Let $G$ be a connected tree on $n$ vertices and let $L = D-A$ denote the Laplacian matrix on $G$. The second-smallest eigenvalue $\lambda_{2}(G) > 0$, also known as the algebraic connectivity, as well as the associated eigenvector $\phi_2$ have been of substantial interest. We investigate the question of when the maxima and minima of $\phi_2$ are assumed at the endpoints of the longest path in $G$. Our results also apply to more general graphs that `behave globally' like a tree but can exhibit more complicated local structure.
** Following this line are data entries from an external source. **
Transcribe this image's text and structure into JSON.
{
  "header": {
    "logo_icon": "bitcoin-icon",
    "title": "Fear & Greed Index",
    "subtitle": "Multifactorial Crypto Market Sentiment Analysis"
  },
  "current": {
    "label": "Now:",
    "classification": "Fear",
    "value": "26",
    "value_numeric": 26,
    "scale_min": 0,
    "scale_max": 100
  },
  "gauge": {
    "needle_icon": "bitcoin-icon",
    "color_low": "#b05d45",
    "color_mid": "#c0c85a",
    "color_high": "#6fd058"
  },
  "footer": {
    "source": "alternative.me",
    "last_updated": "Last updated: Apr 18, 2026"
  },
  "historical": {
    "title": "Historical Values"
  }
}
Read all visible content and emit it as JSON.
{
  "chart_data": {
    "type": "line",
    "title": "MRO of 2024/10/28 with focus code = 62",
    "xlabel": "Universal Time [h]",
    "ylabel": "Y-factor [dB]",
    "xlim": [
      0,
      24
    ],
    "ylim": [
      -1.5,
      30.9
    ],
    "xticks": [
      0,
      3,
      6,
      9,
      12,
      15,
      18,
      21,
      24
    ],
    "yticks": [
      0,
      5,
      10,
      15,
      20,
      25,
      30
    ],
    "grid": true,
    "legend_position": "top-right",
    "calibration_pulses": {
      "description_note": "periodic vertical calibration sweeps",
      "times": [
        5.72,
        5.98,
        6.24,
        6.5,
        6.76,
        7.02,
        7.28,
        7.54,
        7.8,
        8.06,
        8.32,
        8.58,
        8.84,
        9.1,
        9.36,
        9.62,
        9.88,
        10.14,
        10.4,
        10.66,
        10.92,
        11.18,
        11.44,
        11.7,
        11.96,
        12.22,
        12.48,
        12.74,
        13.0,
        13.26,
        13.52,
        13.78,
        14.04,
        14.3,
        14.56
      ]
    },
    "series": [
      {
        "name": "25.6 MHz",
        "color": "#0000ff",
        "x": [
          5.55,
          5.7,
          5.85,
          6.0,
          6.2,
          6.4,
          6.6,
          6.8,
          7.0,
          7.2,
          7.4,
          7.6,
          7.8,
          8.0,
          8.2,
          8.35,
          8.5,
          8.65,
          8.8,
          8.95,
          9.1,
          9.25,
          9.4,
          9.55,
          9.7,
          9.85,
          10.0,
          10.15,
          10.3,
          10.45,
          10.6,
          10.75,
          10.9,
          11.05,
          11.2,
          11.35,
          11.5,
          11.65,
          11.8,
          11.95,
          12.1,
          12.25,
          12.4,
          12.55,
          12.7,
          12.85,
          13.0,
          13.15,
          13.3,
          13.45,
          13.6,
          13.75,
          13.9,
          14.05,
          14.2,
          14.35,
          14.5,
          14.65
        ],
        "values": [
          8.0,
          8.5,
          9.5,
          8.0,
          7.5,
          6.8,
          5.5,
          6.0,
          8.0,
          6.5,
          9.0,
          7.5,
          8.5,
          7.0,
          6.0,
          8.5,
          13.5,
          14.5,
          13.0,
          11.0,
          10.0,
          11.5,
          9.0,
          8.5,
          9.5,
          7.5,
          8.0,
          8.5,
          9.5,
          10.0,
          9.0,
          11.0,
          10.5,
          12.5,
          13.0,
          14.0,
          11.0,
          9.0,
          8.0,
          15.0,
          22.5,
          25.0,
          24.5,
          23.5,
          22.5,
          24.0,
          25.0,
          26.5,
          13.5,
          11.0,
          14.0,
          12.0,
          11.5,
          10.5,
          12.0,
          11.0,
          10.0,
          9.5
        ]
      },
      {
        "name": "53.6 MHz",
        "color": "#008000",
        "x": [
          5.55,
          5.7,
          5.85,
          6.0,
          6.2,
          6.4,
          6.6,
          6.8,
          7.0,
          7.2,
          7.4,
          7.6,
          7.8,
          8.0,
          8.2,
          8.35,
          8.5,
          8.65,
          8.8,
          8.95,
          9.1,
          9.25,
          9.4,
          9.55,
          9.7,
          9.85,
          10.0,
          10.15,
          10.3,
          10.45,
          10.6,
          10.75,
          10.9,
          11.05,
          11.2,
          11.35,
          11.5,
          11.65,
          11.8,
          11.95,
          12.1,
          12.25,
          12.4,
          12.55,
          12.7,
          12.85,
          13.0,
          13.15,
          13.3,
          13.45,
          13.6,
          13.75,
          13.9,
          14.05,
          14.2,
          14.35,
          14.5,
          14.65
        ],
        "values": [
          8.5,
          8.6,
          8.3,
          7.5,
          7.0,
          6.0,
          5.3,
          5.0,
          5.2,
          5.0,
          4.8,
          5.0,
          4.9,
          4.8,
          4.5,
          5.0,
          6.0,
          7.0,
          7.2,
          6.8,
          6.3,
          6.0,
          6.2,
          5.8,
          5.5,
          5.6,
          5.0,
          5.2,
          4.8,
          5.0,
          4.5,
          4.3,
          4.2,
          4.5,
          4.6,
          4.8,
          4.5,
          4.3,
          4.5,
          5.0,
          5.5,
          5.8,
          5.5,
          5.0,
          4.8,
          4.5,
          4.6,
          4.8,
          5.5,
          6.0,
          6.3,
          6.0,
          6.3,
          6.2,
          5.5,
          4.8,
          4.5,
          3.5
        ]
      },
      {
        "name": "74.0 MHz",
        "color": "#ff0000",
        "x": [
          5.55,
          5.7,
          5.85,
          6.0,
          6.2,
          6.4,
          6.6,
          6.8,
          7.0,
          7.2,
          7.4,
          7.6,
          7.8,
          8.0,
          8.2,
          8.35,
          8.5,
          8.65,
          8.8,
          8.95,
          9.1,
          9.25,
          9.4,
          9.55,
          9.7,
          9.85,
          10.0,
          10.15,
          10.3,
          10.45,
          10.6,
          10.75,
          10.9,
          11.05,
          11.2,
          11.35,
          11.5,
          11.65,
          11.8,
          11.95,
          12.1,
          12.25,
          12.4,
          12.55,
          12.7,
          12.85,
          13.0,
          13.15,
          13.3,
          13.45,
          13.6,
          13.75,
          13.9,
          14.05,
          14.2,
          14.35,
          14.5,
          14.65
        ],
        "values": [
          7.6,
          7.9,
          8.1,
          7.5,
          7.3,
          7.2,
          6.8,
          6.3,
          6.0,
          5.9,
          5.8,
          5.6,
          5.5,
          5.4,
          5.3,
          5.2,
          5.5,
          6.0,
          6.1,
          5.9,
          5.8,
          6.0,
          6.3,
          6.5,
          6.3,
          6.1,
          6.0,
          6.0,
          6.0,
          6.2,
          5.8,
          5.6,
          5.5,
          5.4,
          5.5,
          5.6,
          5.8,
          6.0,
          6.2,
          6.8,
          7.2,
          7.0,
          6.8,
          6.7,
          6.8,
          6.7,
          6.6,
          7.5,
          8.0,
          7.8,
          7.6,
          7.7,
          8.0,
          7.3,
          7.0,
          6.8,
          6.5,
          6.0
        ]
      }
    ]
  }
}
The crucial new ingredient is a reproducing formula for the eigenvector $\phi_k$.

翻译：设 $G$ 为包含 $n$ 个顶点的连通树，$L = D-A$ 表示 $G$ 的拉普拉斯矩阵。第二小特征值 $\lambda_{2}(G) > 0$（即代数连通度）及其对应的特征向量 $\phi_2$ 一直备受关注。我们研究了 $\phi_2$ 的最大值和最小值是否在 $G$ 中最长路径的端点处取到的问题。本文结果也适用于那些“全局行为”类似树但可能具有更复杂局部结构的图。关键的创新点在于引入了特征向量 $\phi_k$ 的再生公式。